The fixed workflow is attached. Currect version cannot do 1000x1000 = 1 million transformations very fast, and I have selected only first 30 transformation. I now to do it faster, so in some next version it might handle such size of an input.
thanks. I have have a look at the modification.
Yes. This strategy also works in other similar wf's. Btw, can you check whether it works using the chunk loop and loop end with chunk size =1?
Would it be advisable to pass 1 reaction and 1 molecule at a time? or 1 molecule and multiple reactions ...
I tried to use this workflow with the transformation node. Clearly it is very usefull!!
But I have some errors with somes transformations. Based on rxn files I try to do the followinf transformations:
C-Ac >> C-C(=O)-C
O-Ac >> O-C(=O)-C
O-Li >> OH
S-Na >> SH etc for O-Na; O-K; S-Li; S-K
I obtain empty transformations for the metal covalent bond
I obtain the input molecule for the Ac transformation. I think here the Ac group is expended with the MoltoIndigo node, thus no tranformations can be done, and then collapse with the IndigotoMol node.
If you have solutions?
I think that the problem is not in the number of transformations, but in some specific transformation. For debugging purpose I have added printing of the target molecule rowid and the transformation rowid. And I found that everything gets stuck on the transformation Row303. The transformations are applied one-by-one, and on the previous steps a lot of Cl atoms were added, and this transformation Row303 tries to replace all of them… Was this supposed?
Could you give the exact reaction that you are passing into the Transformation node? Or maybe even the whole workflow if possible. This would help us to identify the problem faster.
The CL atom addition is clearly undesirable, but may happen due to the replacement specified in the reaction. Further discussion below may have pointers on whether this behaviour in the node is correct. It all depends on the order and number of times transformations are fired.

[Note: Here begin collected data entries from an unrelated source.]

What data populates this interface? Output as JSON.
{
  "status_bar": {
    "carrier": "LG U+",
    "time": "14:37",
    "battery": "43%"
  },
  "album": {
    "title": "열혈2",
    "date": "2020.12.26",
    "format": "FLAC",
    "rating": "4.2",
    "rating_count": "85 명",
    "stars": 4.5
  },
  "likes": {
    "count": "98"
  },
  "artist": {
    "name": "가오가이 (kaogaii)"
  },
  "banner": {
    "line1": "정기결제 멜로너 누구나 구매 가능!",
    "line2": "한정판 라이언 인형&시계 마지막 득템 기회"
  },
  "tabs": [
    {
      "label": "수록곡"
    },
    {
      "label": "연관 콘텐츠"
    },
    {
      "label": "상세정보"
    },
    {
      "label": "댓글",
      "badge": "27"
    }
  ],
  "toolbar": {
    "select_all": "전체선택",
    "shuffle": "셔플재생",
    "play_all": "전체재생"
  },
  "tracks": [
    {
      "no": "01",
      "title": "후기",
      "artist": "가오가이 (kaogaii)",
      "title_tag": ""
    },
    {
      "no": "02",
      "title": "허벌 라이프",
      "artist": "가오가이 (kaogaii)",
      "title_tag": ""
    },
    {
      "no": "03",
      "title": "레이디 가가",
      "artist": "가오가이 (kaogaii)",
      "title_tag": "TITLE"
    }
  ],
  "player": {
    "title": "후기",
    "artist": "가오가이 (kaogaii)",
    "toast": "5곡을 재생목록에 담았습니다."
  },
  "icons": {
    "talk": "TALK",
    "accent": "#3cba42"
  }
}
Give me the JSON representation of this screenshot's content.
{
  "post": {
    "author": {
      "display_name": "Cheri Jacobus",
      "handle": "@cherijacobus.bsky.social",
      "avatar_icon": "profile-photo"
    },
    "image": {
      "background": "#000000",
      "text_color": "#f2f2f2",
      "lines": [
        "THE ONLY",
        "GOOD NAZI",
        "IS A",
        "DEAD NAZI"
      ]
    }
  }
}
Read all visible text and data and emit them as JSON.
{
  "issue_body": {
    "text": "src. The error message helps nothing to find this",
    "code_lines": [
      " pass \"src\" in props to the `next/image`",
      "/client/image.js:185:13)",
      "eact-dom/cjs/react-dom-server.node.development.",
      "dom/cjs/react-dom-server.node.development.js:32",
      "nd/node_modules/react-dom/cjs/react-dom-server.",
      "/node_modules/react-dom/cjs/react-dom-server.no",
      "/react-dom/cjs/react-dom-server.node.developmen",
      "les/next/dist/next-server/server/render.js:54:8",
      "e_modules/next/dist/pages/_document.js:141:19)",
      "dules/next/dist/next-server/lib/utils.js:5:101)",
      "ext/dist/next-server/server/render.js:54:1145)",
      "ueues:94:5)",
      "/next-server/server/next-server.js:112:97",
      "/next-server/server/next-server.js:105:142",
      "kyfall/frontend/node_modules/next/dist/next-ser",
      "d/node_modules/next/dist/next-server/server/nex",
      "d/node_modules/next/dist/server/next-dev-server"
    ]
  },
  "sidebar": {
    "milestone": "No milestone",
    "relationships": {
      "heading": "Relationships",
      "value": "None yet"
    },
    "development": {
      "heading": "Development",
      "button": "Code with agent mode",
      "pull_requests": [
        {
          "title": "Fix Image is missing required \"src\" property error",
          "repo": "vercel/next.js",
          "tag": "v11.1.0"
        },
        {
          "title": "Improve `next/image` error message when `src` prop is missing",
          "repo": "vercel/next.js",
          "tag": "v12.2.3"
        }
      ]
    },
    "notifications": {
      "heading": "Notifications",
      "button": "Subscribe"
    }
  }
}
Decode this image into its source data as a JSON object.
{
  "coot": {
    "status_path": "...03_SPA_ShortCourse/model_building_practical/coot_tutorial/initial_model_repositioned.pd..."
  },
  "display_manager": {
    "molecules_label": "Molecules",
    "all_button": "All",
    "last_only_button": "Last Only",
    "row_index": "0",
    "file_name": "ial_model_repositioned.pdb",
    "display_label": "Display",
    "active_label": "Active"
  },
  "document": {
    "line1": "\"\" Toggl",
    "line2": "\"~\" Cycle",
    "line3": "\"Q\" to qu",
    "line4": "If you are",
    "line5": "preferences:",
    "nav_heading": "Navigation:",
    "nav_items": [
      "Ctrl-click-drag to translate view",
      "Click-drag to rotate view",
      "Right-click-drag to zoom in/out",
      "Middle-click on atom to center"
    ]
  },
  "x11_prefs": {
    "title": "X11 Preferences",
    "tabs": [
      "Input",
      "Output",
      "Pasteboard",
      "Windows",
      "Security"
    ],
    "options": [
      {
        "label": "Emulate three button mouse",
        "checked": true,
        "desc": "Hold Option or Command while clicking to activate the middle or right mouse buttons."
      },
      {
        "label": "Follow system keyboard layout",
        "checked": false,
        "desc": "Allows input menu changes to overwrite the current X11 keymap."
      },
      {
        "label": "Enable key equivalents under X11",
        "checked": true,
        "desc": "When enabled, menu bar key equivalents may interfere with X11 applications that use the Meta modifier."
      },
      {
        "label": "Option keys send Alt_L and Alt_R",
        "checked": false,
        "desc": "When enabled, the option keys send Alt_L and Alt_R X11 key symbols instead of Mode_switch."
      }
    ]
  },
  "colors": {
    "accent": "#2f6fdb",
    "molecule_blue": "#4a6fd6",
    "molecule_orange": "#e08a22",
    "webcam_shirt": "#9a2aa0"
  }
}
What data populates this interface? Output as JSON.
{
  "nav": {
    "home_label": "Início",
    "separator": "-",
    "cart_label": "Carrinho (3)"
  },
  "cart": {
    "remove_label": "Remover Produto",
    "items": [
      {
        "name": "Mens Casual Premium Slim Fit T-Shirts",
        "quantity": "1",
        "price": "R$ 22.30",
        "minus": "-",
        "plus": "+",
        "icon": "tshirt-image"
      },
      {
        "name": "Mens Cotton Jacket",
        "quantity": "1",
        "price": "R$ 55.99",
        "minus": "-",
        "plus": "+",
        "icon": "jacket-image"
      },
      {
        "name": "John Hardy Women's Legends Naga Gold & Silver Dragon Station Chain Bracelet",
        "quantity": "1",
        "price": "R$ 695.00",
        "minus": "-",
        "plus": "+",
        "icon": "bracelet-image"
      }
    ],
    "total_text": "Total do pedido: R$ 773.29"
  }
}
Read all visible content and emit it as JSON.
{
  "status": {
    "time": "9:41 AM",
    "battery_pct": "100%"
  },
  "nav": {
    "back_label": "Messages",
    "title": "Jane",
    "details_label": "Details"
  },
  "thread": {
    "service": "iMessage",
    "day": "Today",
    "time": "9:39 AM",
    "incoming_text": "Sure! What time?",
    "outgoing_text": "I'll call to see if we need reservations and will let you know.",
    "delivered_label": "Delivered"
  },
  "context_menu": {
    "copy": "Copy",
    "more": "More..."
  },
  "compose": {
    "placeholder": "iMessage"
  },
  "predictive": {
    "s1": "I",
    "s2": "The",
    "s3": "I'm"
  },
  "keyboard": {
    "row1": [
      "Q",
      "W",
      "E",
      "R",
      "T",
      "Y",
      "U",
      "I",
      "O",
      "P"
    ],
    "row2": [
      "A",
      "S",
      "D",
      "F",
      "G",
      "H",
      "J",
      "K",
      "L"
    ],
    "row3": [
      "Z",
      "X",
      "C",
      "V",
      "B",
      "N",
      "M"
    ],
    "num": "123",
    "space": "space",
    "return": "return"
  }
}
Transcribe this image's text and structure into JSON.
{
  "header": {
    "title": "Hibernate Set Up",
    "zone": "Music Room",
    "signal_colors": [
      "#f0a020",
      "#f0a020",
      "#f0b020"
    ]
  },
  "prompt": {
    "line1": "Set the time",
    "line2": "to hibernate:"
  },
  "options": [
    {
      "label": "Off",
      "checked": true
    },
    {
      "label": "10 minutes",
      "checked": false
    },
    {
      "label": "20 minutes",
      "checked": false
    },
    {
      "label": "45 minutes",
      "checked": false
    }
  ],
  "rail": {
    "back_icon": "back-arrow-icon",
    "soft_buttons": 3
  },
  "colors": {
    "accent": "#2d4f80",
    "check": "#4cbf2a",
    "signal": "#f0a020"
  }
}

I was interested in comparing what happens when we apply all transformations at once to a molecule VS looping and applying them. I get 1 molecule in the output in all at once [obvisouly] and many by looping. But the loop output also shows many molecules with no change at all i.e where the transform was not applicable. I wonder if these should go to port 1 as we are interested only in those molecules that ARE transformed?
The situation reminds me of applying business rules in a rule engine where the consequence/result of a rule firing in turn leads to activation of other rules, that have the result of the previous rule in their if part . I guess this type of rule engine behaviour does not apply here? Or does it? The node probably just fires all rules 1 by 1 in serial order.
For my purpose what worked better was the Combinatorial node. I could get many outputs as desired . I wonder how the combinatorial node differs exactly from the transformer node, since one can do some post-processing /substructre matching etc to get what's necessary, rather than using the transformer node?
After some test I cn now do the transformation with the metal. The problem here come from the rxn file that I was using.
But I cannot still transform the Ac group. Attached one example protocol.